En fait, dans ce champ, ce qui se dit ou s’exprime est bien souvent
l’inverse de ce qui se passe. Le manifeste a pour fonction d’occulter
ce qui se passe. Les uns agissent "pour le bien" des
autres, d’autres pour leur avenir et leur réussite et
tout ça dissimule la domination des victimes. Le jeu des
promesses est tellement subtil quelquefois qu’il vaut mieux croire
à ses intuitions, ses sensations, qu’à tout ce
qui est dit.
K et K’, cohérences de la dégradation, se manifestent
ainsi dans cet écart entre ce qui se passe et se dit mais
aussi par tout le jeu de coups qui font mal à soi ou à
l’autre et, enfin, par le déjouement du Sens de celui
qui voudrait comprendre logiquement. Un signe dément l’autre
et met en doute les perceptions ou les sentiments du protagoniste.
Le fonctionnement de la communication lui-même exprime
ces cohérences dans ce qui se produit comme dysfonctionnement.

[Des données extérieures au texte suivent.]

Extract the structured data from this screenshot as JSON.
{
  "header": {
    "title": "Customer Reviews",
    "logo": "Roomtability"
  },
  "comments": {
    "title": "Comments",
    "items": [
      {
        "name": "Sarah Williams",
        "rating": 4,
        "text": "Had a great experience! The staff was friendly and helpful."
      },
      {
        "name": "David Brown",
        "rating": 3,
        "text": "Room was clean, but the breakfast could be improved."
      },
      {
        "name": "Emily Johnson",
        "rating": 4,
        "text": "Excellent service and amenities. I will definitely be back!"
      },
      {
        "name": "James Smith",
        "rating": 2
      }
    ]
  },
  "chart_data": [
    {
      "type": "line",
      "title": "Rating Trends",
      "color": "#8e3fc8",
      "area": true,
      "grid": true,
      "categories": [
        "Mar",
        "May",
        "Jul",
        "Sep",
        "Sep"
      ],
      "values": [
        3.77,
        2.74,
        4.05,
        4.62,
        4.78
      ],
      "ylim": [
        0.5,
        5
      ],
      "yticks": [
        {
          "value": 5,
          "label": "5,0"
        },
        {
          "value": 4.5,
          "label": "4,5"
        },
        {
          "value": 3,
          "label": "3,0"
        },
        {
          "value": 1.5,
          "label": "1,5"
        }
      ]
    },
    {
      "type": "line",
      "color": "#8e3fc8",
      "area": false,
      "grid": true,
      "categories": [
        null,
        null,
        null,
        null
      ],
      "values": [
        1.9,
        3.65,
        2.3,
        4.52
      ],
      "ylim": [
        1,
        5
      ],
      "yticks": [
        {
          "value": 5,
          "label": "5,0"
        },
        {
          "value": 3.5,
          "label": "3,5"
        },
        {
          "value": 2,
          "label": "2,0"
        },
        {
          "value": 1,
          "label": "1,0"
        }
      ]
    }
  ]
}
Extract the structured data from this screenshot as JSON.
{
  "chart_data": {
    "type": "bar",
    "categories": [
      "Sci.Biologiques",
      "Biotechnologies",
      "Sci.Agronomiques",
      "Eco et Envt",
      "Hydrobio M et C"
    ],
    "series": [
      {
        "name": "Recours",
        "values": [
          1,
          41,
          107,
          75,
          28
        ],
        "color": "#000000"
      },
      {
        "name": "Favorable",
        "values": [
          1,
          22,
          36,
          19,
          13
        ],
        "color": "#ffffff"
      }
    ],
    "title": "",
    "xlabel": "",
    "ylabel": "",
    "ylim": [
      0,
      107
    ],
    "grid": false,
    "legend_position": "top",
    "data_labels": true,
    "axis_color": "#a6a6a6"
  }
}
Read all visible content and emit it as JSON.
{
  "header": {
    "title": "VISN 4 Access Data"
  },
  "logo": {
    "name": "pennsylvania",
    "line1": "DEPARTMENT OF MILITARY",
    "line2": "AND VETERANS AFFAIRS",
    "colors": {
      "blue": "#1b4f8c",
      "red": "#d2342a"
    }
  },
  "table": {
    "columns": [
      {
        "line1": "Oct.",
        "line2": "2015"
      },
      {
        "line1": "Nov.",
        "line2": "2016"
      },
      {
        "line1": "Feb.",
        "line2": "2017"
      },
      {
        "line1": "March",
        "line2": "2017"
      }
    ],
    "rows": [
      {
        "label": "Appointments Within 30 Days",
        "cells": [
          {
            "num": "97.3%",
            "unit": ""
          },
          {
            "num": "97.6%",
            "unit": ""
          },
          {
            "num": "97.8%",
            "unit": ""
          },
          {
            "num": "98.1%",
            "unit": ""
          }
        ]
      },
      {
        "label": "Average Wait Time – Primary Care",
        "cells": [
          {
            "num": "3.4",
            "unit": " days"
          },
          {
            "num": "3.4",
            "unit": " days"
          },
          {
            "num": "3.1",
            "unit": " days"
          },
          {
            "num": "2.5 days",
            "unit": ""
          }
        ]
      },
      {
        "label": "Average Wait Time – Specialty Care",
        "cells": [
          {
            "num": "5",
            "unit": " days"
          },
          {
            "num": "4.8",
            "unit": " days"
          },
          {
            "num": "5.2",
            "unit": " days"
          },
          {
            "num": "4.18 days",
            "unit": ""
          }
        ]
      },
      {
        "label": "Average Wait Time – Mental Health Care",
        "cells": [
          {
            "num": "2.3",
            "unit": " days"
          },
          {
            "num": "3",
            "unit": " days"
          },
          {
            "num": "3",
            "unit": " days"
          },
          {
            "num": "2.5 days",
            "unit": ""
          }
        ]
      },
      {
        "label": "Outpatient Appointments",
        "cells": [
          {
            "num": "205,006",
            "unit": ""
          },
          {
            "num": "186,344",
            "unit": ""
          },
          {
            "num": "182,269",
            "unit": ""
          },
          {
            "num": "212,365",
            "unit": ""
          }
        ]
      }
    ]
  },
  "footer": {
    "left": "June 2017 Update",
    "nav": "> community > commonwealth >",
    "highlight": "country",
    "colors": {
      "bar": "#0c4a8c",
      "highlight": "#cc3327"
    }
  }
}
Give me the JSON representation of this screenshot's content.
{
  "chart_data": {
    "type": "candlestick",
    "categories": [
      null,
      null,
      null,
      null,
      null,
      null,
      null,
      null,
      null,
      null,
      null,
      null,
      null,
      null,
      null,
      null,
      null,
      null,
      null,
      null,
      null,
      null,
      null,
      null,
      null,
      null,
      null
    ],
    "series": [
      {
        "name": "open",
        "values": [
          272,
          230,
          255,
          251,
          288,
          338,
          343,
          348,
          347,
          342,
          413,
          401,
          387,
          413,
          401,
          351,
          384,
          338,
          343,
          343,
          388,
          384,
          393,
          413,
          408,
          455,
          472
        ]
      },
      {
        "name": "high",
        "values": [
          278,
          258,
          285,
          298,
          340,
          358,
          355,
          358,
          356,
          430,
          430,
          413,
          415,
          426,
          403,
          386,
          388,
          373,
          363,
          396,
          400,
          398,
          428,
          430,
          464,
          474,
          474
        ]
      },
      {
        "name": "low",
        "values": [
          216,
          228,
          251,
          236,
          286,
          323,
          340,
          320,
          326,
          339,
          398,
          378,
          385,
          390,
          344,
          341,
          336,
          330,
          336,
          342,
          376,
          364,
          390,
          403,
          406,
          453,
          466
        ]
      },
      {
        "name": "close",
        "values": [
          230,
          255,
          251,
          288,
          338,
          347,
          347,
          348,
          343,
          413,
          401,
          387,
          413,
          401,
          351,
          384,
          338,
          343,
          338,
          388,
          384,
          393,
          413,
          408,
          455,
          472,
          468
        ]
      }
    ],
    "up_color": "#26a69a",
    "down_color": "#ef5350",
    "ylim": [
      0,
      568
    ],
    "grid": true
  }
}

On rejoint d’ailleurs là ces difficultés de communication
dont il a été question au 1er chapitre. Malgré
ces dysfonctionnements il y a toujours communication. C’est souvent
l’échec d’un ajustement dans d’autres champs qui se résout
à un conSensus dans ce champ de dégradation. Mieux
vaut quelquefois pour certains une mauvaise communication que
pas de communication du tout. C’est ce qui justifie notamment
la stabilité de ce type de relations. Elles se caractérisent
en outre par une inconscience particulière assortie à
une multiplication de pièges et faux semblants. Les partenaires
de ces jeux d’identités voient en plus les choses de la
couleur de leur cohérence personnelle, de ce qui se passe
et de la situation. Tout se ligue ainsi pour les enfermer dans
le même fonctionnement. C’est le cas bien sûr de
tous les champs selon le principe de stabilité mais aggravé
là par un degré d’inconscience particulièrement
fort, et sur les réalités et sur leurs Sens. Les
attitudes que l’on rencontre le plus fréquemment face
aux problèmes de communication consistent soit à
les nier ou les ignorer, en les déplaçant éventuellement,
soit au contraire à beaucoup en parler en les brandissant
comme une menace, une accusation ou une autocritique. En tout
cas cela sert à renforcer le Sens de la dégradation,
c’est-à-dire dominer ou subir. De ce fait, dans ce champ,
il vaut mieux éviter de se leurrer sur tous les discours
qui sont tenus ou leur absence, même sur le thème
de la communication.
c-3 – Les univers de la dégradation
Ces situations de communication et ces jeux d’identité
se rencontrent partout où domine la souffrance et les
malaises. Pas forcément d’ailleurs où on le dit.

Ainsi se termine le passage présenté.